You may not have seen so much as a single leaf turn, but fall is here in the cookbook world.   And what a fall it is shaping up to be!  There will be hundreds and hundreds of titles, as usual, but even a small selection will capture the breadth, depth, and grandiosity of what's coming out in the next few months.  Famous chefs cook at home, veteran cook authors take on big subjects and--ahem--yours truly has a first book, too.

Late September

The Apple Lover's Cookbook, by Amy Traverso An all-round guide to the First Fruit, with recipes from sweet to savory and all points in between.



 


 

Odd Bits, by Jennifer McLagan -  Having given us Bones and Fat, contrarian McLagan moves on to territory at one remoter and more hip.


 



 

Ruhlman's Twenty   - The Ratio guy turns his analytic eye to twenty essential kitchen techniques and ingredients.



 


 

The Professional Chef - For the student and the wanna-be, a glossy doorstop from Hyde Park.  1232 pages and definitely the hardcore way to go over your basics.

October

One Sweet Cookie, by Tracey Zabar - Favorite cookies from famous chefs--need I say more?

Essential Pepin, by Jacques Pépin - A-to-Z Jacques, from his début to the present.

Cook This Now, by Melissa Clark - Must-have weeknight recipes from the popular Times columnist

The Family Meal, by Ferran Adrià - That's "family" as in "staff meal" not what Adrià eats at home.  Can't wait to see what you can do with leftovers out of the sous-vide machine and the autoclave.

Food of Morocco, by Paula Wolfert - Big and definitive reckoning from the "queen of Mediterranean cooking".

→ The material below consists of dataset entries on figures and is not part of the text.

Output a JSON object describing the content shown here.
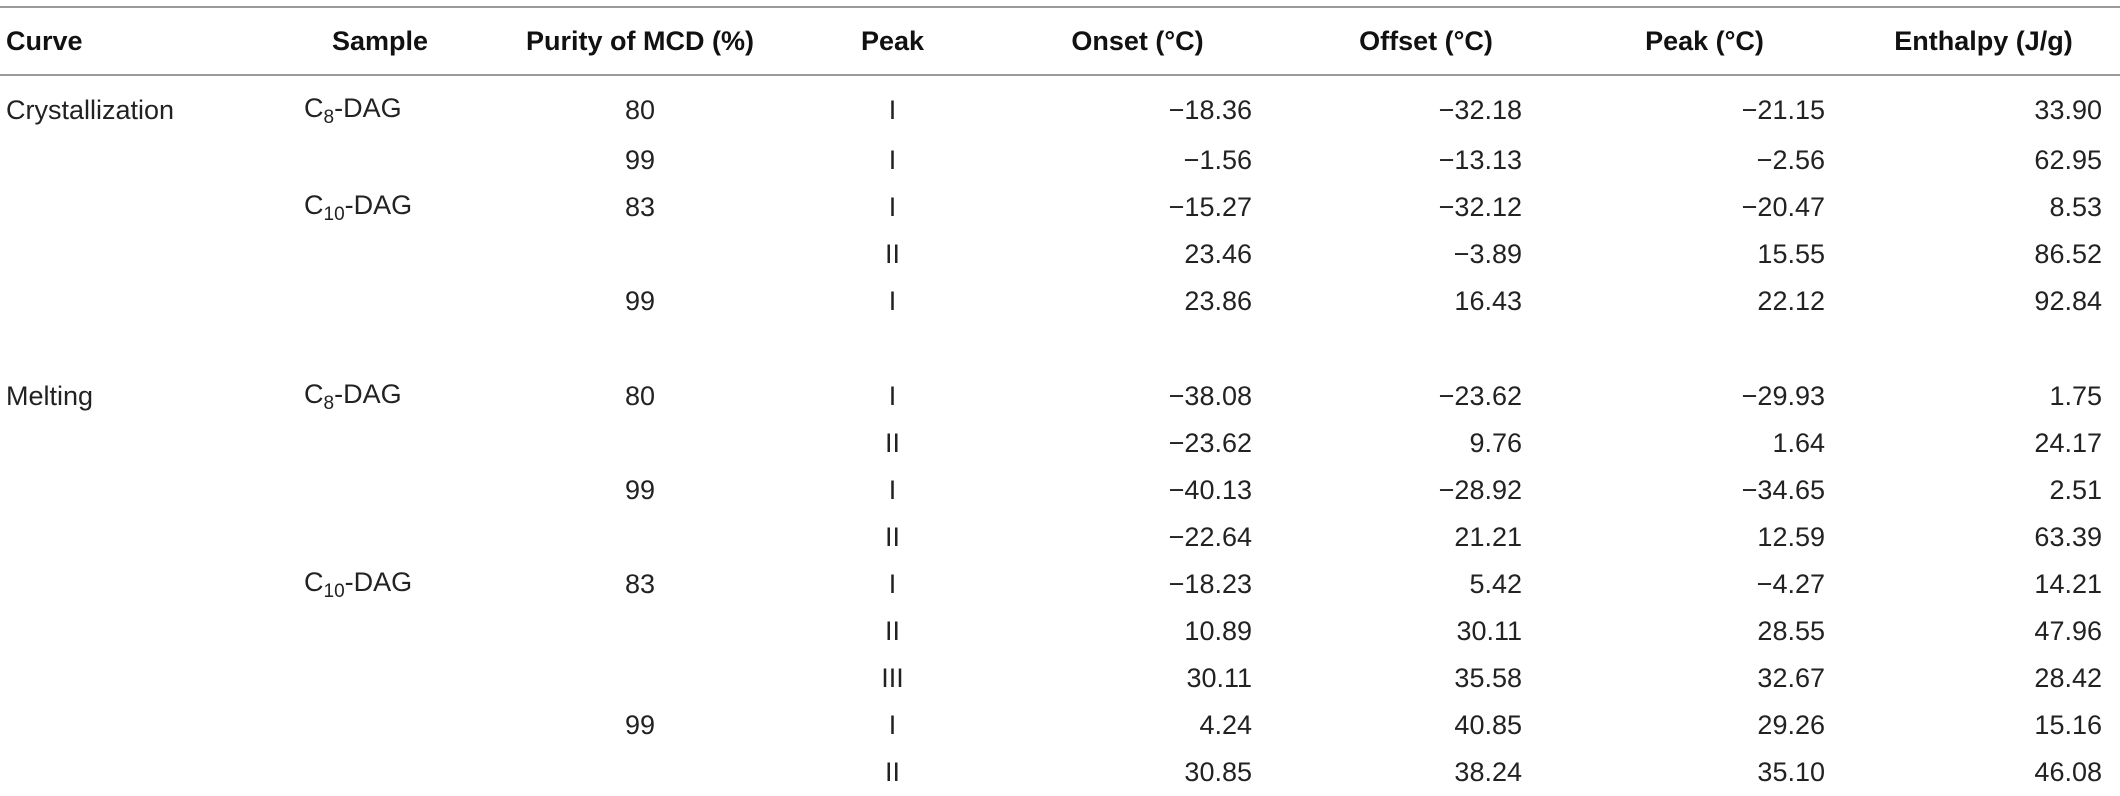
{
  "table": {
    "headers": [
      "Curve",
      "Sample",
      "Purity of MCD (%)",
      "Peak",
      "Onset (°C)",
      "Offset (°C)",
      "Peak (°C)",
      "Enthalpy (J/g)"
    ],
    "rows": [
      {
        "curve": "Crystallization",
        "sample": {
          "prefix": "C",
          "sub": "8",
          "suffix": "-DAG"
        },
        "purity": "80",
        "peak": "I",
        "onset": "−18.36",
        "offset": "−32.18",
        "peak_temp": "−21.15",
        "enthalpy": "33.90"
      },
      {
        "curve": "",
        "sample": null,
        "purity": "99",
        "peak": "I",
        "onset": "−1.56",
        "offset": "−13.13",
        "peak_temp": "−2.56",
        "enthalpy": "62.95"
      },
      {
        "curve": "",
        "sample": {
          "prefix": "C",
          "sub": "10",
          "suffix": "-DAG"
        },
        "purity": "83",
        "peak": "I",
        "onset": "−15.27",
        "offset": "−32.12",
        "peak_temp": "−20.47",
        "enthalpy": "8.53"
      },
      {
        "curve": "",
        "sample": null,
        "purity": "",
        "peak": "II",
        "onset": "23.46",
        "offset": "−3.89",
        "peak_temp": "15.55",
        "enthalpy": "86.52"
      },
      {
        "curve": "",
        "sample": null,
        "purity": "99",
        "peak": "I",
        "onset": "23.86",
        "offset": "16.43",
        "peak_temp": "22.12",
        "enthalpy": "92.84"
      },
      {
        "curve": "Melting",
        "sample": {
          "prefix": "C",
          "sub": "8",
          "suffix": "-DAG"
        },
        "purity": "80",
        "peak": "I",
        "onset": "−38.08",
        "offset": "−23.62",
        "peak_temp": "−29.93",
        "enthalpy": "1.75"
      },
      {
        "curve": "",
        "sample": null,
        "purity": "",
        "peak": "II",
        "onset": "−23.62",
        "offset": "9.76",
        "peak_temp": "1.64",
        "enthalpy": "24.17"
      },
      {
        "curve": "",
        "sample": null,
        "purity": "99",
        "peak": "I",
        "onset": "−40.13",
        "offset": "−28.92",
        "peak_temp": "−34.65",
        "enthalpy": "2.51"
      },
      {
        "curve": "",
        "sample": null,
        "purity": "",
        "peak": "II",
        "onset": "−22.64",
        "offset": "21.21",
        "peak_temp": "12.59",
        "enthalpy": "63.39"
      },
      {
        "curve": "",
        "sample": {
          "prefix": "C",
          "sub": "10",
          "suffix": "-DAG"
        },
        "purity": "83",
        "peak": "I",
        "onset": "−18.23",
        "offset": "5.42",
        "peak_temp": "−4.27",
        "enthalpy": "14.21"
      },
      {
        "curve": "",
        "sample": null,
        "purity": "",
        "peak": "II",
        "onset": "10.89",
        "offset": "30.11",
        "peak_temp": "28.55",
        "enthalpy": "47.96"
      },
      {
        "curve": "",
        "sample": null,
        "purity": "",
        "peak": "III",
        "onset": "30.11",
        "offset": "35.58",
        "peak_temp": "32.67",
        "enthalpy": "28.42"
      },
      {
        "curve": "",
        "sample": null,
        "purity": "99",
        "peak": "I",
        "onset": "4.24",
        "offset": "40.85",
        "peak_temp": "29.26",
        "enthalpy": "15.16"
      },
      {
        "curve": "",
        "sample": null,
        "purity": "",
        "peak": "II",
        "onset": "30.85",
        "offset": "38.24",
        "peak_temp": "35.10",
        "enthalpy": "46.08"
      }
    ]
  }
}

Cook's Illustrated Cookbook, - Hardly the first book from America's Test Kitchen, but still looking like a definitive statement.

Food52 Cookbook, by Amanda Hesser and Merrill Stubbs - A first publication from the popular blog.

November

Home Cooking with Jean-Georges, by Jean-Georges Vongerichten - A peek at what a world-class fusion chef eats at home.  Do world-class chefs even eat at home?!

Art of French Baking, by Ginette Mathiot, edited by Clotilde Dusoulier - Claims the recipes are "authentic French pastry recipes" that are, nevertheless "simple and easy to make at home." We shall see!

A Spoonful of Promises, by T. Susan Chang - Not a cookbook, friends! so much as a book of personal food stories.  But I hope you'll have a look anyway.

Edible Brooklyn: The Cookbook - A first foray from  one of the hippest Edible Communities.

Rosie's Bakery No Apologies Butter, Cream and Sugar Baking Book, by Judy Rosenberg, - A revision or re-issue, I think, but still!  The name says it all.

All about Roasting, by Molly Stevens - A much-anticipated follow-up to All About Braising.   It's bound to be a keeper.

December

Not that many publishers have loaded up all their December release dates yet, but here are a couple of idiosyncratic selections that caught my eye:

A Miscellany of Garlic: From Paying Off Pyramids and Scaring Away Tigers to Inspiring Courage and Curing Hiccups, the Unusual Power Behind the World's Most Humble Herb by Trina Clickner. Yeah, I fell for the title too.  Well played, small independent publisher!

Saraban:  A Chef's journey through Persia, by Greg and Lucy Malouf - This is an Australian release, but I hope it gets bought in--say, by Chronicle, which did the Maloufs wonderful Turquoise.